Brent Kisling, executive director of Enid Regional Development Alliance and incoming chairman of the Rural Health Projects board of directors, said the nonprofit is on sound fiscal footing thanks to Fosmire’s leadership.
“It’s difficult when an organization loses funding like with the AHEC grant, but what’s unique with Rural Health Projects is our executive director has done a great job of keeping us fiscally sound and finding other sources of revenue to keep us strong enough that we can make a real impact in the community,” Kisling said.
“As an organization, we can’t sit around and wait for funding. We need to keep moving forward and finding ways to meet our mission, and Andy [Fosmire] has done a great job of that for us.”
Kisling said Rural Health Projects’ mission of developing northwest Oklahoma’s medical infrastructure factors directly into the region’s economic development.
“Our biggest issue in northwest Oklahoma right now is workforce recruitment, and if you don’t have a strong healthcare segment, you will not be able to bring in workforce,” Kisling said. “With healthcare being such an important component of our local economy and such an important issue nationwide, I think there will always be an important mission for Rural Health Projects.”
Local hospital administrators said Rural Health Projects serves an important mission for northwest Oklahomans.
“We are proud to partner with Rural Health Projects on several endeavors, and share a mission of improving health in the lives of those living in Garfield County,” said Integris Bass Baptist Health Center President Jeff Tarrant. “Rural Health Projects helps us meet that mission, through innovative programs geared at introducing people to health-related careers and then taking the next step in developing career opportunities.”
Ashley Olivo, business development director at St. Mary’s Regional Medical Center, said Rural Health Projects helps keep northwest Oklahoma natives here after they finish medical training.
“We have been successful in staying in contact with students from across the state who indicated an interest in northwest Oklahoma,” Olivo said. “Many of these students are interested in coming home, where they have family and friends, and want to contribute to the overall welfare of the community.
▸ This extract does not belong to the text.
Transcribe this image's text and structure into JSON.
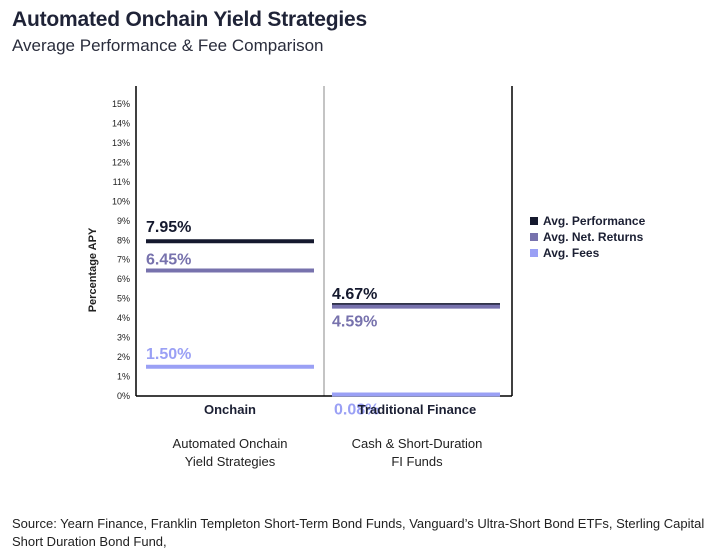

“Additionally, numerous members of our Medical Staff were born and raised in northwest Oklahoma and remain here today. The collaborative effort between St. Mary’s and the Rural Health Projects provides northwest Oklahoma with quality, healthcare professionals.”
Fosmire said he’s looking forward to building on the last 20 years’ work in improving healthcare access in northwest Oklahoma.
“Hands down, this is the best job I’ve ever had,” he said. “There’s just such great value in what we do, but most of it goes unseen in the community. We work with very specific groups, and if you’re not in one of those groups you may not see what we’re doing in the community.”